TRUMP LE HACE A MORENA LA LIMPIA QUE LÓPEZ OBRADOR NUNCA QUISO HACER

Editorial
Autor: Enrique Sánchez

Durante años, Andrés Manuel López Obrador convirtió el combate a la corrupción en espectáculo de mañanera, consigna propagandística y herramienta de persecución selectiva. Repetía una y otra vez que había que “barrer la corrupción de arriba para abajo”, aunque en los hechos hizo exactamente lo contrario: proteger a los suyos, blindar a sus aliados y convertir a Morena en refugio político de personajes impresentables.

Hoy la ironía es devastadora. El presidente estadounidense Donald Trump parece estar haciendo la limpieza que el obradorismo jamás tuvo el valor de emprender. Desde Washington comenzaron a ir directamente contra las élites políticas señaladas por presuntos vínculos criminales y redes de corrupción enquistadas en el poder mexicano.

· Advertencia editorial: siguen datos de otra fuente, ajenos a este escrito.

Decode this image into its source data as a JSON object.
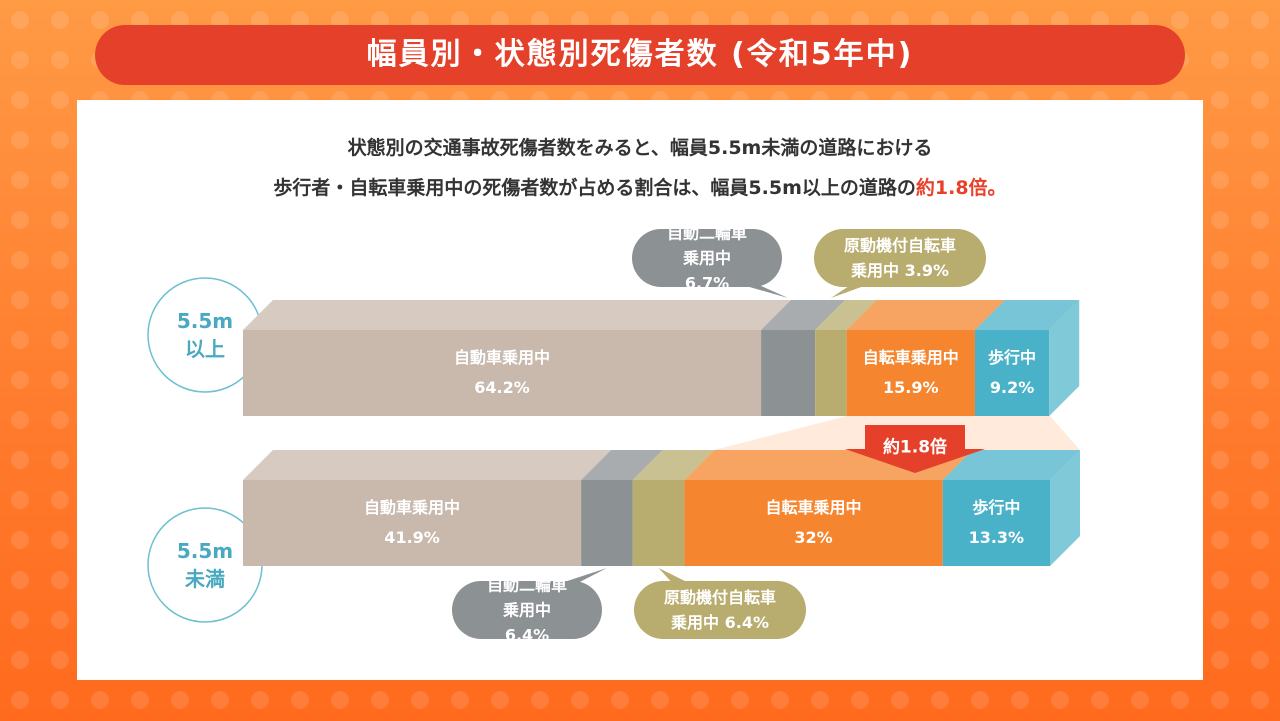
{
  "chart_data": {
    "type": "bar",
    "orientation": "horizontal",
    "stacked": true,
    "title": "幅員別・状態別死傷者数 (令和5年中)",
    "subtitle_lines": [
      "状態別の交通事故死傷者数をみると、幅員5.5m未満の道路における",
      "歩行者・自転車乗用中の死傷者数が占める割合は、幅員5.5m以上の道路の"
    ],
    "subtitle_highlight": "約1.8倍。",
    "annotation": "約1.8倍",
    "categories": [
      "5.5m以上",
      "5.5m未満"
    ],
    "xlim": [
      0,
      100
    ],
    "series": [
      {
        "name": "自動車乗用中",
        "color": "#c9b9ad",
        "values": [
          64.2,
          41.9
        ],
        "value_labels": [
          "64.2%",
          "41.9%"
        ]
      },
      {
        "name": "自動二輪車乗用中",
        "color": "#8c9194",
        "values": [
          6.7,
          6.4
        ],
        "value_labels": [
          "6.7%",
          "6.4%"
        ]
      },
      {
        "name": "原動機付自転車乗用中",
        "color": "#b8ad6e",
        "values": [
          3.9,
          6.4
        ],
        "value_labels": [
          "3.9%",
          "6.4%"
        ]
      },
      {
        "name": "自転車乗用中",
        "color": "#f5852e",
        "values": [
          15.9,
          32
        ],
        "value_labels": [
          "15.9%",
          "32%"
        ]
      },
      {
        "name": "歩行中",
        "color": "#4ab2c8",
        "values": [
          9.2,
          13.3
        ],
        "value_labels": [
          "9.2%",
          "13.3%"
        ]
      }
    ]
  }
}
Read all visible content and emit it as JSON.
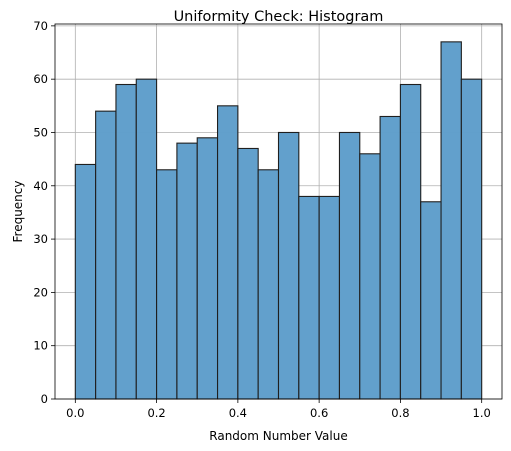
{
  "chart_data": {
    "type": "bar",
    "title": "Uniformity Check: Histogram",
    "xlabel": "Random Number Value",
    "ylabel": "Frequency",
    "xlim": [
      -0.05,
      1.05
    ],
    "ylim": [
      0,
      70.35
    ],
    "xticks": [
      0.0,
      0.2,
      0.4,
      0.6,
      0.8,
      1.0
    ],
    "xtick_labels": [
      "0.0",
      "0.2",
      "0.4",
      "0.6",
      "0.8",
      "1.0"
    ],
    "yticks": [
      0,
      10,
      20,
      30,
      40,
      50,
      60,
      70
    ],
    "ytick_labels": [
      "0",
      "10",
      "20",
      "30",
      "40",
      "50",
      "60",
      "70"
    ],
    "grid": true,
    "bin_edges": [
      0.0,
      0.05,
      0.1,
      0.15,
      0.2,
      0.25,
      0.3,
      0.35,
      0.4,
      0.45,
      0.5,
      0.55,
      0.6,
      0.65,
      0.7,
      0.75,
      0.8,
      0.85,
      0.9,
      0.95,
      1.0
    ],
    "values": [
      44,
      54,
      59,
      60,
      43,
      48,
      49,
      55,
      47,
      43,
      50,
      38,
      38,
      50,
      46,
      53,
      59,
      37,
      67,
      60
    ],
    "bar_color": "#5f9ecb",
    "bar_opacity": 0.98,
    "edge_color": "#1f1f1f"
  }
}
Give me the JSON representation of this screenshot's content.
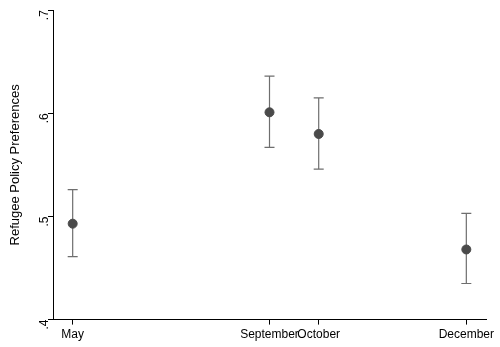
{
  "chart_data": {
    "type": "scatter",
    "y_label": "Refugee Policy Preferences",
    "x": [
      5,
      9,
      10,
      13
    ],
    "values": [
      0.493,
      0.601,
      0.58,
      0.468
    ],
    "ci_low": [
      0.461,
      0.567,
      0.546,
      0.435
    ],
    "ci_high": [
      0.526,
      0.636,
      0.615,
      0.503
    ],
    "color": "#4a4a4a",
    "marker": "circle",
    "xlim": [
      4.6,
      13.4
    ],
    "xticks": [
      {
        "value": 5,
        "label": "May"
      },
      {
        "value": 9,
        "label": "September"
      },
      {
        "value": 10,
        "label": "October"
      },
      {
        "value": 13,
        "label": "December"
      }
    ],
    "ylim": [
      0.4,
      0.7
    ],
    "yticks": [
      {
        "value": 0.4,
        "label": ".4"
      },
      {
        "value": 0.5,
        "label": ".5"
      },
      {
        "value": 0.6,
        "label": ".6"
      },
      {
        "value": 0.7,
        "label": ".7"
      }
    ],
    "grid": false
  }
}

Y el golpe no está cayendo sobre adversarios de Morena, sino sobre figuras centrales del régimen.

La embestida contra el gobernador de Sinaloa, Rubén Rocha Moya, el senador Enrique Inzunza Cázarez y otros funcionarios morenistas representa algo mucho más grave que una diferencia diplomática: es la exhibición internacional de un Estado mexicano infiltrado, tolerante o sometido frente al poder del crimen organizado. Mientras aquí se abrazaba a los delincuentes con el discurso absurdo de los “abrazos, no balazos”, en Estados Unidos acumulaban expedientes, investigaciones y testimonios.

López Obrador dejó un país dividido, militarizado y dominado territorialmente por grupos criminales, pero además heredó una clase política morenista acostumbrada a la impunidad absoluta. Gobernadores protegidos desde Palacio Nacional, candidatos impulsados pese a señalamientos públicos, operadores financieros convertidos en héroes partidistas y una narrativa oficial basada en negar la realidad aunque la violencia reventara todos los récords históricos.

Lo más humillante para el oficialismo es que sea el gobierno norteamericano quien termine marcando la agenda anticorrupción y de combate al narco. Morena prometió transformar al país y terminó degradando las instituciones hasta niveles alarmantes. El movimiento que llegó jurando superioridad moral hoy enfrenta acusaciones que lo colocan bajo sospecha internacional.

Y mientras la presidenta Claudia Sheinbaum intenta sostener el discurso de continuidad y defensa del legado obradorista, desde Estados Unidos comienzan a mandar un mensaje brutal: la protección política ya no alcanza cuando existen intereses de seguridad nacional de por medio.

El problema para Morena es que esto apenas empieza. Porque cuando Washington decide abrir expedientes, rara vez se conforma con nombres menores. Y porque el discurso de la honestidad valió solamente mientras nadie desde afuera se atrevía a revisar lo que realmente ocurría dentro del régimen.